Tony Brown: “Television’s Civil Rights Crusader”

Show served as time capsule of pioneering days of black journalists

HUMANITIES, November/December 2013, Volume 34, Number 6

Perched at her modish white desk, the petite newscaster buoyantly takes her turn during the broadcast to deliver the segment called “Grapevine.” She offers details about an upcoming dinner dance sponsored by the Detroit Association for Retarded Children, the city’s plans for a new day-care center, a donation from a businesswoman to the Boys Club, and an item about expectant parents Eldrigde Cleaver and his wife. At that moment, the Black Panther minister of information and author of Soul on Ice was in parts unknown, after having jumped bail following a shootout with Oakland, California, police (the fugitive eventually wound up in Algeria before returning to the United States many years later), but the reporter’s tone is upbeat and positive, inviting viewers to share, simply, in the parents’ anticipated joyful arrival.

Digital copies of the broadcast—CPT as it was originally called, an abbreviation of the infamous phrase “colored people’s time”—now serve as a time capsule for how pioneering black journalists selected and presented issues of importance to the black community. This particular program was, and is, part of a long legacy begun by Tony Brown, the award-winning broadcast journalist who has been called “Television’s Civil Rights Crusader.” Michigan State University, with funding from NEH, has been preserving the tapes of the shows that still exist, providing an archive for scholars and public access to many of the shows online.
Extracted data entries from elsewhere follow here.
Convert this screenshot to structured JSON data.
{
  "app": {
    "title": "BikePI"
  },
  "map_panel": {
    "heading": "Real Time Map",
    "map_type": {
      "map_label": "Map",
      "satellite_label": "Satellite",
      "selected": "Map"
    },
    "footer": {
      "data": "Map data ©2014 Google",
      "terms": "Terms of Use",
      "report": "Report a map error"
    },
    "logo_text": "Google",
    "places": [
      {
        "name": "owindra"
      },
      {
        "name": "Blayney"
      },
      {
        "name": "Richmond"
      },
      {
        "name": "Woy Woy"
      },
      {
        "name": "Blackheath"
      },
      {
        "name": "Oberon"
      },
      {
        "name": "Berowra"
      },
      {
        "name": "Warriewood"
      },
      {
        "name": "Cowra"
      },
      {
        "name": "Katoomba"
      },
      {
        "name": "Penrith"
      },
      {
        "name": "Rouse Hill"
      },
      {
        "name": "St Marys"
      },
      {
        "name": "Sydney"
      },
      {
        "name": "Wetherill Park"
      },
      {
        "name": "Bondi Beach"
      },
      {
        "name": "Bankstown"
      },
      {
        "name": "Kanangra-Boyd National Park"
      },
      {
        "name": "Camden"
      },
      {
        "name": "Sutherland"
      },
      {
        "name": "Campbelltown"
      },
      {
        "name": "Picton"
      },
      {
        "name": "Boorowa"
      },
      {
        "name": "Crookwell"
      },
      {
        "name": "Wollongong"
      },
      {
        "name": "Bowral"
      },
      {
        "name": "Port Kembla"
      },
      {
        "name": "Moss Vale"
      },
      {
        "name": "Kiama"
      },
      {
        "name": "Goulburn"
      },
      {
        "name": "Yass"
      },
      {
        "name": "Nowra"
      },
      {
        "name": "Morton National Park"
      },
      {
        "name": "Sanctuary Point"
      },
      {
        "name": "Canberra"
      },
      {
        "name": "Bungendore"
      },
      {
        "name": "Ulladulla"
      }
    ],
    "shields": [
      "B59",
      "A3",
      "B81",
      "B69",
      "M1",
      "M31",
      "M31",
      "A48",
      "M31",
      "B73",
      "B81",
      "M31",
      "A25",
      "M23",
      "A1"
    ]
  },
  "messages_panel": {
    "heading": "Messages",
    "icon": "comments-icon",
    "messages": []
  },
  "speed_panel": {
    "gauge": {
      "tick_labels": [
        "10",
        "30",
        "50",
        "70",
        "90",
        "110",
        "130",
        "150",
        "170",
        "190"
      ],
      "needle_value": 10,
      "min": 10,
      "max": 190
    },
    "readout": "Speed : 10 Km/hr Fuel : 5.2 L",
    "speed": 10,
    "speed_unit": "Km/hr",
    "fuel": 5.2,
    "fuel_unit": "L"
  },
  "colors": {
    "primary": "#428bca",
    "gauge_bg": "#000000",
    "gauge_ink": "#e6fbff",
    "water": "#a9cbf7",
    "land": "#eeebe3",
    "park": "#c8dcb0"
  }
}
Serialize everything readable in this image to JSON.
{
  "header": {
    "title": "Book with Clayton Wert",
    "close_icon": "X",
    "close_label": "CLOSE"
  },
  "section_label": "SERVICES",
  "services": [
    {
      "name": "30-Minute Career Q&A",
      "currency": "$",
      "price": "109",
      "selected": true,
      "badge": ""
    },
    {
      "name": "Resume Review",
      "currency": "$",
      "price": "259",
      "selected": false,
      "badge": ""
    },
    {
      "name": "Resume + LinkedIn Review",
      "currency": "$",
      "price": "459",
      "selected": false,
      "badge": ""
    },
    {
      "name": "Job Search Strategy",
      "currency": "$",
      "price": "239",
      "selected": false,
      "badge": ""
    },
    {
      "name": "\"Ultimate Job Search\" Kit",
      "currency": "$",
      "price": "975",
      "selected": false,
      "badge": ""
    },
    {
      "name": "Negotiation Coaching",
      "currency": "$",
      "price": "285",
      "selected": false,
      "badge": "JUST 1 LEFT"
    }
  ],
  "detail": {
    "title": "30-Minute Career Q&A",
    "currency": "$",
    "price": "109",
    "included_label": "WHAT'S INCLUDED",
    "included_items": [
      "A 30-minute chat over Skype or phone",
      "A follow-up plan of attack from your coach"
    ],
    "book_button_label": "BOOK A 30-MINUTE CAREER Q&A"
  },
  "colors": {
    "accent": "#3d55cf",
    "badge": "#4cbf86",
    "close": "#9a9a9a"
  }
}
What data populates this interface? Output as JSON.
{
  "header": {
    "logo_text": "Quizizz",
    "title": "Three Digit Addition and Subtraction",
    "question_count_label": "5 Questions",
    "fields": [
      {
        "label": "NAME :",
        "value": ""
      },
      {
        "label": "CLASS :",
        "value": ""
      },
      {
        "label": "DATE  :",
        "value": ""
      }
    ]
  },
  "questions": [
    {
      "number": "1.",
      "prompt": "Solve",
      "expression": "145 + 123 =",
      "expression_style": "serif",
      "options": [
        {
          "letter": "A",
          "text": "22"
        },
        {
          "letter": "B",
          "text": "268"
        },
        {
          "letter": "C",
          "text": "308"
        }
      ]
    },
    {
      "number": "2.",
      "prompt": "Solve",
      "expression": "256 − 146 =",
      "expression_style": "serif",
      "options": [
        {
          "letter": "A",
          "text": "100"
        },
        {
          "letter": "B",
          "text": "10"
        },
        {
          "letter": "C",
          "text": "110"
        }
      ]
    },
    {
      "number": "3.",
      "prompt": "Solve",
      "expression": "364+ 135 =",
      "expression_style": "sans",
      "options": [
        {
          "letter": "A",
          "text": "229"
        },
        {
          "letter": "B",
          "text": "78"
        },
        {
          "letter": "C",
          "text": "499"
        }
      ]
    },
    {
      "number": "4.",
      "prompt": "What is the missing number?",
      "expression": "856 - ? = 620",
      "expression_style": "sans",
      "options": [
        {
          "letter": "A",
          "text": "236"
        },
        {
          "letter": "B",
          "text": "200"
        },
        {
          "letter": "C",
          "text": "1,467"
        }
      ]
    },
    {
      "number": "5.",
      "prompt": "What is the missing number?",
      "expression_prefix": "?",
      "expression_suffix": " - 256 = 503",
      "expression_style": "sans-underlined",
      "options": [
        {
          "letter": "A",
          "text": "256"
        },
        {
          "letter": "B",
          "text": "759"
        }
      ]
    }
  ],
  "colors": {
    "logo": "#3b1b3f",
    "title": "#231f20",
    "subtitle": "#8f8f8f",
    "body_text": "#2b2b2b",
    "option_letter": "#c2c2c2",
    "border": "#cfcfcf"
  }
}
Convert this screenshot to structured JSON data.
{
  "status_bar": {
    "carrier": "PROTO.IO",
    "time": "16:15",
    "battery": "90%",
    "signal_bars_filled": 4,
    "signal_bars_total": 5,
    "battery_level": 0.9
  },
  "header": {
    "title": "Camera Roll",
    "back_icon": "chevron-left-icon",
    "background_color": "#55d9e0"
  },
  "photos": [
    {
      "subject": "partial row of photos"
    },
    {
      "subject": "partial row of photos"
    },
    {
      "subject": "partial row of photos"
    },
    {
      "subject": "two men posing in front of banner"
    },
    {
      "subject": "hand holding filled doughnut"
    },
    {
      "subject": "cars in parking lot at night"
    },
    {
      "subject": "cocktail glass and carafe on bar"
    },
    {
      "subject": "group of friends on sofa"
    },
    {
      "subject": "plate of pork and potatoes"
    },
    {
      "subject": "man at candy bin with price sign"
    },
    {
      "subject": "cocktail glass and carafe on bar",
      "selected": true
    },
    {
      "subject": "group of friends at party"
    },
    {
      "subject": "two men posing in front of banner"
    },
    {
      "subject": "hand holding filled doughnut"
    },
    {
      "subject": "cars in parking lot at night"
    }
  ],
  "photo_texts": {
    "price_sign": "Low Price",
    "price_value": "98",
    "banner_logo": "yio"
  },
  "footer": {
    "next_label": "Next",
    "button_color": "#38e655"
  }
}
After its time as a pilot program, CPT tightened its format, became known as Detroit Black Journal, and eventually settled on the name American Black Journal. Throughout its broadcast history, it took up issues often sidestepped by mainstream media, devoting generous air time to such topics as reparations, black colleges, the first black Miss USA, the black revolution, and white separatists (this one with two white men in Nazi-inspired uniforms somewhat uncomfortably and awkwardly trying to explain their views in the studio to a black reporter). Interviews with other guests were always vibrant, with the likes of James Brown, Louis Farrakhan, Danny Glover, Alex Haley, and Bobby Seale. Surprisingly, perhaps, seed money for CPT came from the Junior League of Detroit Women. Brown thanked them on air during CPT’s next-to-final show. “They never made any condition for their aid, and we like that very much,” he said of “the honorary sisters.”

The show began at a time of social and racial turmoil with a mission “to increase the availability and accessibility of media relating to African-American experiences in order to encourage greater involvement from Detroit citizens in working to resolve community problems.”